L’Inktober : plaisir pour les yeux, pression pour les artistes ?

Mercredi s'est terminé l'Inktober, un challenge de plus en plus suivi sur les réseaux sociaux. Le but : réaliser un dessin par jour pendant tout le mois d'octobre. Au départ, le challenge consistait à utiliser uniquement de l'encre (d'où le nom, ink signifiant encre), mais au fur et à mesure que le challenge s'est démocratisé, de nombreuses techniques ont été utilisées. Aujourd'hui, les dessins sont hyper variés et on peut découvrir tout un tas d'oeuvres en suivant le hashtag.

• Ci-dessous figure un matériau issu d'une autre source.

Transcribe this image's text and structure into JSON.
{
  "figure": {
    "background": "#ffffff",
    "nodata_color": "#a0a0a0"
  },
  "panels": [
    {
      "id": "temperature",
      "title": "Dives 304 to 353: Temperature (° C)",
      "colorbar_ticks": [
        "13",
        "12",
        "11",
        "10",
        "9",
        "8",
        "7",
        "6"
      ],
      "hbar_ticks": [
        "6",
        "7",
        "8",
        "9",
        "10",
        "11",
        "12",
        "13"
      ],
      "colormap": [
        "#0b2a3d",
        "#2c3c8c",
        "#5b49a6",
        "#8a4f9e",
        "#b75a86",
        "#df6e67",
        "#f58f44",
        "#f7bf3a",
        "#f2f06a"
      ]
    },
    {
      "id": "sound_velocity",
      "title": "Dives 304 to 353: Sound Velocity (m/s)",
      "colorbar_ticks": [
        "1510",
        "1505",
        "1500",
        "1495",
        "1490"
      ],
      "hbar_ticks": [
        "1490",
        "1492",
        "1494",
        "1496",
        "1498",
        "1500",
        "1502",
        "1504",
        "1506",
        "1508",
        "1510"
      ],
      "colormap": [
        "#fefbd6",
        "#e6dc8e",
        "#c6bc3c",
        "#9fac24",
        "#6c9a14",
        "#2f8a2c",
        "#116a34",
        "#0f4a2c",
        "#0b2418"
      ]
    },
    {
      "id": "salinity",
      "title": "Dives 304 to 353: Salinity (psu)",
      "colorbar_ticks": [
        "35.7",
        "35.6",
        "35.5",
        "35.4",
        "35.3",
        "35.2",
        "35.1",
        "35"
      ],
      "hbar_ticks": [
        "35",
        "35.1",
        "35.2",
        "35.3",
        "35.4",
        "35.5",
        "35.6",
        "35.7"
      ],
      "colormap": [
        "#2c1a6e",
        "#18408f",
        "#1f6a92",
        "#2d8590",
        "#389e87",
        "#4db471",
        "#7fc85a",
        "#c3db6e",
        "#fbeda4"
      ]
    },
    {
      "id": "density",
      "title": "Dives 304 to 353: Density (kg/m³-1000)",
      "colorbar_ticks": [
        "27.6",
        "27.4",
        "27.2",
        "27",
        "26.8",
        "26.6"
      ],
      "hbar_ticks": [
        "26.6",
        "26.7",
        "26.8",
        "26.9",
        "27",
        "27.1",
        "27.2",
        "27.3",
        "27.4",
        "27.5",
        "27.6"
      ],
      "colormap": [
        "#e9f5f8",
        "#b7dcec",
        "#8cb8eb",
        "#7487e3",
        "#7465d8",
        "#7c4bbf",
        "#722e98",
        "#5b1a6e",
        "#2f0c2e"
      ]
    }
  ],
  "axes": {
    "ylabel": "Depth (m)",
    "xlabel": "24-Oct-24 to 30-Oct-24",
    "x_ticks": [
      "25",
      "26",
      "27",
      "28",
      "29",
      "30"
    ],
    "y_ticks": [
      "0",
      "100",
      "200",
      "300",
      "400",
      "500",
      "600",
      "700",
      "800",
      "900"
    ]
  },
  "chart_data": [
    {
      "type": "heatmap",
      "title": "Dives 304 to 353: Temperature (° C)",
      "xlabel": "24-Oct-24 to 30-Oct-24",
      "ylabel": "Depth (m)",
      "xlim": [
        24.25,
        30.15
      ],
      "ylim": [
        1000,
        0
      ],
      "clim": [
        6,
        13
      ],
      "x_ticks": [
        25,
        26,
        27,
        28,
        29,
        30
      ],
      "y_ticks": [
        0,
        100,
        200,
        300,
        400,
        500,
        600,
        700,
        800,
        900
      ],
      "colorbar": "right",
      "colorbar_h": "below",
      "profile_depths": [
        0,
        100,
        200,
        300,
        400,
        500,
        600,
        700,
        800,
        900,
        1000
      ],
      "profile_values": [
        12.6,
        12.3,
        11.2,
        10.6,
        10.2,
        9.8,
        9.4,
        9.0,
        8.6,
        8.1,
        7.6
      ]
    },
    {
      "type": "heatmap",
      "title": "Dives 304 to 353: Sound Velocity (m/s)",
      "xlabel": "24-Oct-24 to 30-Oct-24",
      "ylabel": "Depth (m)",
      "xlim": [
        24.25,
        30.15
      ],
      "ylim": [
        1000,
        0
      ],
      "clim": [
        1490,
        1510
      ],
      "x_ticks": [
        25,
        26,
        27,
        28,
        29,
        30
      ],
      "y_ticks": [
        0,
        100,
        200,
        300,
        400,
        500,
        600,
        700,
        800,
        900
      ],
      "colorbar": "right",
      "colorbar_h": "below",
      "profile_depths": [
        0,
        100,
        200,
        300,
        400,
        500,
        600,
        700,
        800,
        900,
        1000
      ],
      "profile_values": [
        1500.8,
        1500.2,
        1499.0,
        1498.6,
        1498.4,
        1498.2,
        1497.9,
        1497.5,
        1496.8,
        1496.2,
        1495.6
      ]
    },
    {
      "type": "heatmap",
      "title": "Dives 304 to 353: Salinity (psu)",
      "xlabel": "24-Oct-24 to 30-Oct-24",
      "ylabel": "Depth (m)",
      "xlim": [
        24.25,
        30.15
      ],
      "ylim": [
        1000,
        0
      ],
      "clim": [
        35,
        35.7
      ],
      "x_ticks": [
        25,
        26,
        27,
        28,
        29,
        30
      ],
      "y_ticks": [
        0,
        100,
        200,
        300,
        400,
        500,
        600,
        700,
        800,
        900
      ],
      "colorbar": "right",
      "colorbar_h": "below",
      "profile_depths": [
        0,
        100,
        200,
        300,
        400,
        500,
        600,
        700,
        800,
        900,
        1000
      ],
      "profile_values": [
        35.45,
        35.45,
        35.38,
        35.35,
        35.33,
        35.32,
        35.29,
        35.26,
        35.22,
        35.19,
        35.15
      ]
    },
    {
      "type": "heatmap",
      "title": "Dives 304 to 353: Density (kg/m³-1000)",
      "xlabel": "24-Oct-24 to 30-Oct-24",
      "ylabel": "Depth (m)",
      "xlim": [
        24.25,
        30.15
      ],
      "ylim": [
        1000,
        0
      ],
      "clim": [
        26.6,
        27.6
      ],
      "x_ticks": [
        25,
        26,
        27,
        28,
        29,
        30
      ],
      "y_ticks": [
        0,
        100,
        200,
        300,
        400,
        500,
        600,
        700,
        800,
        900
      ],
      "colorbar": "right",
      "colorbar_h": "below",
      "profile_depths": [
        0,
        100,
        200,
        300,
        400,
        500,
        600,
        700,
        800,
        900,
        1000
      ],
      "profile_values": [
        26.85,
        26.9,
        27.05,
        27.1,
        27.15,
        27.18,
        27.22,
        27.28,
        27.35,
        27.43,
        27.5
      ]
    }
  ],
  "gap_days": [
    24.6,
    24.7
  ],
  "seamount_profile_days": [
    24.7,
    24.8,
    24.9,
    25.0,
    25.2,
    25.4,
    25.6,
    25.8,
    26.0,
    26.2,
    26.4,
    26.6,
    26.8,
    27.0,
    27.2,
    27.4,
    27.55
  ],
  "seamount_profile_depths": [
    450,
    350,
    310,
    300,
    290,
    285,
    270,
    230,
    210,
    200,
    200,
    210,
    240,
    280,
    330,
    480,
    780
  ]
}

Pour les curieux, c'est une source d'inspiration inépuisable, des tas d'artistes à découvrir, des oeuvres de plus en plus travaillées au fil des années à contempler. Mais quid des artistes ? Cette année, j'en ai vu plusieurs partager leurs angoisses au sujet de ce challenge sur les réseaux sociaux. Si l'Inktober est un moyen de se faire connaître, c'est aussi devenu pour beaucoup d'entre eux une vraie pression...

Se faire connaître par de nouvelles personnes

Karensac dessine la série Aubépine chez Dupuis, qui en est à son second tome sur quatre. Voici quatre ans qu'elle tente le challenge, et c'est la première fois cette année qu'elle réussit à réaliser les 31 dessins. Elle m'explique pourquoi elle a décidé cette année encore de se prêter au jeu.

"J'ai décidé de faire l'Inktober parce que l’année dernière j’avais presque réussi, mais j’ai craqué à dix jours de la fin. Là je n'ai que quatre mois pour boucler Aubépine 3 dont je n'ai pas beaucoup de temps, alors je me suis posé des contraintes qui m'ont permis d'être efficace."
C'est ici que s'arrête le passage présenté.